Dit vonnis is gewezen naar aanleiding van het onderzoek op een openbare terechtzitting.

1.De inhoud van de tenlastelegging

Aan verdachte is ten laste gelegd dat:
hij op of omstreeks 8 juni 2022 te Arnhem als verkeersdeelnemer, namelijk als bestuurder van een motorrijtuig (personenauto), daarmede rijdende over de weg, de Marga Klompélaan,
roekeloos, in elk geval zeer, althans aanmerkelijk, onvoorzichtig, onoplettend en/of onachtzaam heeft gereden, hierin bestaande dat verdachte,
terwijl het wegdek van de rijbaan nat was en/of
terwijl het voertuig van verdachte over 510 pk beschikte en/of
terwijl hij met het door hem bestuurde motorrijtuig een (flauwe) bocht naar links
(vanuit de rijrichting van verdachte) naderde,
  • zijn snelheid heeft verhoogd van 61 km/uur naar (ongeveer) 76 km/uur, in elk geval heeft gereden met een hogere snelheid dan de aldaar maximum toegestane snelheid van 50 kilometer per uur, in elk geval met een hogere snelheid dan die voor een veilig verkeer ter plaatse geboden was en/of
  • bij het naderen en/of het inrijden van voornoemde bocht in strijd met het gestelde in artikel 19 van het Reglement verkeersregels en verkeerstekens 1990 niet de snelheid van dat door hem bestuurde motorrijtuig zodanig geregeld dat hij in staat was dat door hem bestuurde motorrijtuig tot stilstand te brengen binnen de afstand waarover hij die weg en/of voornoemde bocht kon overzien en waarover deze vrij was/waren en/of
  • het verloop van die weg (de Marga Klompélaan) in of nabij de voornoemde bocht niet heeft gevolgd en/of
  • het door hem bestuurde motorrijtuig niet met de nodige voorzichtigheid heeft bestuurd en/of onvoldoende onder controle heeft gehouden dan wel kunnen houden en/of
  • met het door hem bestuurde motorrijtuig, in een slip is geraakt en/of werd de stabiliteit van het door hem bestuurde motorrijtuig ernstig verstoord en/of was de besturing alsmede de beremming van de wielen (op de normale wijze) niet meer mogelijk en/of
  • met het door hem bestuurde motorrijtuig (links) van de weg is geraakt/gereden en/of
  • (vervolgens) met een snelheid van (ongeveer) gelegen tussen de 56 km/uur en 63 km/uur tegen de fiets en/of de bestuurster van die fiets is gebotst/gereden, ten gevolge waarvan die bestuurster van die fiets ten val is gekomen en/of
  • (vervolgens) tegen een zich aldaar in de groenstrook bevindende boom is gebotst/gereden en/of
  • (vervolgens) gebotst is/tot stilstand gekomen tegen een erfafscheiding,
en aldus zich zodanig heeft gedragen dat een aan zijn schuld te wijten verkeersongeval heeft plaatsgevonden, waardoor een ander (te weten [slachtoffer] ) zwaar lichamelijk letsel of zodanig lichamelijk letsel werd toegebracht, dat daaruit tijdelijke ziekte of verhindering in de uitoefening van de normale bezigheden is ontstaan;
2. Overwegingen ten aanzien van het bewijs [1]
Het standpunt van de officier van justitie
De officier van justitie heeft gesteld dat wettig en overtuigend bewezen kan worden dat verdachte zich schuldig heeft gemaakt aan het primair ten laste gelegde feit.
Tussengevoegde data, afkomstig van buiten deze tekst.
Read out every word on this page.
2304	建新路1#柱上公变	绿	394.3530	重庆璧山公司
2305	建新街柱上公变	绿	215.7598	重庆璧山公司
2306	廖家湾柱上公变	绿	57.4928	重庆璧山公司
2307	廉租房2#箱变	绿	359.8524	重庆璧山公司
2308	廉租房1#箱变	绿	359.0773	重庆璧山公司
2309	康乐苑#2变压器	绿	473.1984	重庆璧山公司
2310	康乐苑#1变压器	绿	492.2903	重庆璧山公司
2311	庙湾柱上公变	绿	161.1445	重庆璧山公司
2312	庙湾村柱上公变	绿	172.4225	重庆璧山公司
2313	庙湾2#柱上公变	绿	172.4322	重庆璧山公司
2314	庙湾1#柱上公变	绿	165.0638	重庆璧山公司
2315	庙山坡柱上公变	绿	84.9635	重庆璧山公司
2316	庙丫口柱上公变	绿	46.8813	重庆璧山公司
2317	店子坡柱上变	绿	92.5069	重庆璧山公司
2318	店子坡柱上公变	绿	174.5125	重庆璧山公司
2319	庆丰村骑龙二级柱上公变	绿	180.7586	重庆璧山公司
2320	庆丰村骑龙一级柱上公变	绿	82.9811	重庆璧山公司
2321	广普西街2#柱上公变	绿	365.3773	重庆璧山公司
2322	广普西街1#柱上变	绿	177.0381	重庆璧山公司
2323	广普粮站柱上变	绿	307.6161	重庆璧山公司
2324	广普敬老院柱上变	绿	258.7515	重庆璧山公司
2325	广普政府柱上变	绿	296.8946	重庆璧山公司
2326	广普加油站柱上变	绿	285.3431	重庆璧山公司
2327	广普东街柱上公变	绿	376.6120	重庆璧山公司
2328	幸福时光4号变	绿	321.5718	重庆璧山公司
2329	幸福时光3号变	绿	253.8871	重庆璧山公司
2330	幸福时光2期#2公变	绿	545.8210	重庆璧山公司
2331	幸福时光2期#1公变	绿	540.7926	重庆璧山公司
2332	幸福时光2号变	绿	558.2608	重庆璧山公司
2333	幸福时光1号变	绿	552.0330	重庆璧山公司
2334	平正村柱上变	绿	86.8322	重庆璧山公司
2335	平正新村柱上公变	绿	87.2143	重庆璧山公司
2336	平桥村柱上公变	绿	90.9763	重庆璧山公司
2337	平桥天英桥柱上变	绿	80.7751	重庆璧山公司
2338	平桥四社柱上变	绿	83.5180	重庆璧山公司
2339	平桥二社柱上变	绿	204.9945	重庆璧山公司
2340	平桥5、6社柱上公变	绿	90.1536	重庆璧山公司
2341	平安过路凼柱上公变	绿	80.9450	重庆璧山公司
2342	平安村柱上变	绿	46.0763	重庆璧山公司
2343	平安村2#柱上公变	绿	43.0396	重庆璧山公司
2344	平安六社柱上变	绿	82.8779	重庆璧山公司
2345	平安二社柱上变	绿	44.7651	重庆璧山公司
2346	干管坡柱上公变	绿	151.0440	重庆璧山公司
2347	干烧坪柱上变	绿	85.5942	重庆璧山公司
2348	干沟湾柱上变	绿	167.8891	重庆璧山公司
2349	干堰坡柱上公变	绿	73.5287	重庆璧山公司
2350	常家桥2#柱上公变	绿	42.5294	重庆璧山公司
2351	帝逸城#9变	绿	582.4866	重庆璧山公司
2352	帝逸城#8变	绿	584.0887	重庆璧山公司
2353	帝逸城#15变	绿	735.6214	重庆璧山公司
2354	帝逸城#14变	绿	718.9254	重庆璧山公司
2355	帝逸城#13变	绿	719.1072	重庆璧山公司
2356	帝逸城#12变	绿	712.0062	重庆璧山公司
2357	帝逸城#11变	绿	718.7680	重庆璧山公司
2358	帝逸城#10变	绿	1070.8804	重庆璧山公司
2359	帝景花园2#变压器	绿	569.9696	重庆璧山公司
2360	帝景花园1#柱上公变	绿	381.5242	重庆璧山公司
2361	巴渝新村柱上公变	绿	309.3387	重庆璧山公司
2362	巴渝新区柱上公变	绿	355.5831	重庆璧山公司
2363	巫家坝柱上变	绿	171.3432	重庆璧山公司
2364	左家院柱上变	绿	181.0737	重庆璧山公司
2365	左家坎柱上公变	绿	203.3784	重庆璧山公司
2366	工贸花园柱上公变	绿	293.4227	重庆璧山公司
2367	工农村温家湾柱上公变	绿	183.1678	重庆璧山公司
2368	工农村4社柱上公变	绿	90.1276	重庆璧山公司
De officier van justitie heeft hierbij aangegeven dat sprake was van aanmerkelijk onvoorzichtig en/of onoplettend rijgedrag, wat tot zwaar lichamelijk letsel bij [slachtoffer] heeft geleid.
Het standpunt van de verdediging
De raadsman heeft bepleit dat in ieder geval geen sprake is van roekeloosheid en verzoekt de rechtbank om bij het primair ten laste gelegde uit te gaan van aanmerkelijke schuld. Anders dan de officier van justitie, stelt de raadsman dat geen sprake is van zwaar lichamelijk letsel nu het bewijs voor de hersenkneuzing ontbreekt.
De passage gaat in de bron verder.